Always ask why about everything and take nothing at face value. That is how good literature operates. That is why Hamlet remains the most deeply affecting piece of literature I’ve ever read. The deeper a reader digs into the lines, the more significant their meaning becomes. A first Hamlet’s answer is flippant, but then his response shows that those who only write about surface details are not really honest at all.
From Hamlet Act II scene ii
POLONIUS: What do you read, my lord?
HAMLET: Words, words, words.
POLONIUS: What is the matter, my lord?
HAMLET: Between who?
POLONIUS: I mean, the matter that you read, my lord.
HAMLET: Slanders, sir: for the satirical rogue says here
that old men have grey beards, that their faces are
wrinkled their eyes purging thick amber and
plum-tree gum, and that they have a plentiful lack of
wit together with most weak hams: all which, sir,
though I most powerfully and potently believe, yet
I hold it not honesty to have it thus set down, for
yourself, sir, should be old as I am, if like a crab
you could go backward.
POLONIUS: [Aside.] Though this be madness, yet there is method in ‘t.
You can find the full text of Hamlet here.
That’s how I write. How do you write?
If you enjoyed this post, you may also enjoy reading How to Establish Writing Accountability and Approaches to Outlining a Novel.
Please share responsibly. Jeri Walker, 2012. Updated February 2019.

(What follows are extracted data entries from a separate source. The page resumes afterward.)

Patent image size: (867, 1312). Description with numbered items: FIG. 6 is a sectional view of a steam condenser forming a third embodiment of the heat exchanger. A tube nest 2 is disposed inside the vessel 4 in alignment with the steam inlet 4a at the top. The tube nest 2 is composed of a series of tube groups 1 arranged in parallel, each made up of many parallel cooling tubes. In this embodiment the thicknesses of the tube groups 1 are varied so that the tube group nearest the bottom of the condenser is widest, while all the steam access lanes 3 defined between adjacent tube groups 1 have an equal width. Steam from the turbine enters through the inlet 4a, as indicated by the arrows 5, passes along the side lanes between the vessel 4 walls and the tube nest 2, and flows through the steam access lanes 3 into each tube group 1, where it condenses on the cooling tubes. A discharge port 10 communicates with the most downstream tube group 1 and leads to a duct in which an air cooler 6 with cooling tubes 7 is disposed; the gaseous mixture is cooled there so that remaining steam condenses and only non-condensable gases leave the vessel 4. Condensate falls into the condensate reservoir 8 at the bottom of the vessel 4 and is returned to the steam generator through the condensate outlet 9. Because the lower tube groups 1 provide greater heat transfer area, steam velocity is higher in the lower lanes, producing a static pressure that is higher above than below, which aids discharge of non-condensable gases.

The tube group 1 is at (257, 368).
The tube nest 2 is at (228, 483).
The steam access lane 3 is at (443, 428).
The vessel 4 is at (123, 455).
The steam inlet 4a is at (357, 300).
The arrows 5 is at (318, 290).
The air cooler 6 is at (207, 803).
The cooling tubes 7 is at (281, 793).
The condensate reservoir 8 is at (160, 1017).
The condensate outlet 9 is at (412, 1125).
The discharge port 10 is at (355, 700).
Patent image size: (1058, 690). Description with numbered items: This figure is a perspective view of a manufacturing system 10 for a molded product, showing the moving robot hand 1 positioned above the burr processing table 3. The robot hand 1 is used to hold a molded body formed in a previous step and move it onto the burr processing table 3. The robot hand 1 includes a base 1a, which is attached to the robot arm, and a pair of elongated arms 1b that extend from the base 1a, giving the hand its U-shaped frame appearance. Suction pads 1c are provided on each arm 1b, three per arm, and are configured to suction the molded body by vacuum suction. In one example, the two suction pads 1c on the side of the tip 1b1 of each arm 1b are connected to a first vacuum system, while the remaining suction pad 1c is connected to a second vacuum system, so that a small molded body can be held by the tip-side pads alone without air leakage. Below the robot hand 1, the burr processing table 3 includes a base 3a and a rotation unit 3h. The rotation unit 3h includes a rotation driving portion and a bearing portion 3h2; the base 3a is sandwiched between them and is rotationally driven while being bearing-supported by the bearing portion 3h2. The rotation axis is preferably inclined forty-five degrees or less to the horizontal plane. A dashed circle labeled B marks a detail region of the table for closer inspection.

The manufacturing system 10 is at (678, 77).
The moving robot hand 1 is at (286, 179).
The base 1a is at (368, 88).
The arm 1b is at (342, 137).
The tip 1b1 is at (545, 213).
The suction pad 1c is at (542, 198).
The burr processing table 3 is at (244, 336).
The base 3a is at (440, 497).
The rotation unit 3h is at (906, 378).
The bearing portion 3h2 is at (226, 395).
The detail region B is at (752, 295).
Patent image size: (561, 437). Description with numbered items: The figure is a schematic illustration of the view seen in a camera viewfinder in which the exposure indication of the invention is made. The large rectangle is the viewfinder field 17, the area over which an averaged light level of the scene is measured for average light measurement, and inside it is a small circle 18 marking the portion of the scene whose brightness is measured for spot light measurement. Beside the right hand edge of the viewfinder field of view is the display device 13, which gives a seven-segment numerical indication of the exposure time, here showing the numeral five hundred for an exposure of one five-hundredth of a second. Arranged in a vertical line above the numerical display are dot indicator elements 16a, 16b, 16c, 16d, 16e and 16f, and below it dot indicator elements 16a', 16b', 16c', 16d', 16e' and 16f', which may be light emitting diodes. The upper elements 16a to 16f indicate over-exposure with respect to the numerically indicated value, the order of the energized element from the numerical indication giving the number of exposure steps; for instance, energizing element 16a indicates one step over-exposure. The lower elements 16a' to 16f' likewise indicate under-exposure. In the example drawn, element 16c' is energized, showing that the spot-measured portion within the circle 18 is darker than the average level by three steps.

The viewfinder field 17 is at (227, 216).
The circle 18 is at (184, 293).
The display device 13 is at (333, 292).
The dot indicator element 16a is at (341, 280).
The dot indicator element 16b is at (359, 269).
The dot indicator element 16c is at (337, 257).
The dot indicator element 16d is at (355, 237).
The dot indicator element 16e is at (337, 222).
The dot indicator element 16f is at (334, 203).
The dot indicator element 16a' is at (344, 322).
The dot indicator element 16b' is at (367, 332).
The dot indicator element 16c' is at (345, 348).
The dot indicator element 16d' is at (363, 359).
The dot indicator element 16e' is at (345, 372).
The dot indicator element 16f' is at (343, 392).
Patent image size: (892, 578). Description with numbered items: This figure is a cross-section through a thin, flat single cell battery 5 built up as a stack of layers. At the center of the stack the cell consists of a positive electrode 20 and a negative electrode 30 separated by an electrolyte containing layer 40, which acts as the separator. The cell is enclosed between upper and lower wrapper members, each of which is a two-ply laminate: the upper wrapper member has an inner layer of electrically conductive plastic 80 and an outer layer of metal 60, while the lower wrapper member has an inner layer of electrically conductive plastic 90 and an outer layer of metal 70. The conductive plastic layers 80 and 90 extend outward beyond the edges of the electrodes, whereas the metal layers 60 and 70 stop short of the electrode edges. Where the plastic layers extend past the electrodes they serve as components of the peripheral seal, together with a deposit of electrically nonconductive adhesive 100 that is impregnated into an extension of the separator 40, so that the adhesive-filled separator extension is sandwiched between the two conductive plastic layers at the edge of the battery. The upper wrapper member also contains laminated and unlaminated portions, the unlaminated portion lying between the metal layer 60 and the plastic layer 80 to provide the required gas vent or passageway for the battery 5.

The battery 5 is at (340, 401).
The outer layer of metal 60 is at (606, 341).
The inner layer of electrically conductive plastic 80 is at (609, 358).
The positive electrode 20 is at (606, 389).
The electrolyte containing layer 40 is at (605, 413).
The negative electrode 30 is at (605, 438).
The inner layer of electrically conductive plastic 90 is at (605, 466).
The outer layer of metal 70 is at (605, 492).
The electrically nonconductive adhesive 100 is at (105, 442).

Words really are magical things, aren’t they? It’s amazing (and sometimes terrifying) what people can do with them.
All words are magical incantations in the right context — or in the hands of the right writer.
Candy, and if only we could come close to the words of the Bard 😉
A great example of how you can bend and shape words. Have seen Hamlet a number of times but never reaaly appreciated that piece of dialogue before.
Ken, I’m jealous that you’ve seen Hamlet a number of times. I think I’ve seen most of the movie versions, but I’ve yet to see it performed on stage.
Shakespeare has been on my winter reading list the last two years for the joy of speaking it out loud as I go. The pleasure of words, you know…
RoseMary, indeed! In college, I remember reading each play in the comedies and romances class that I took, but then actually listening to them in the library on LPs!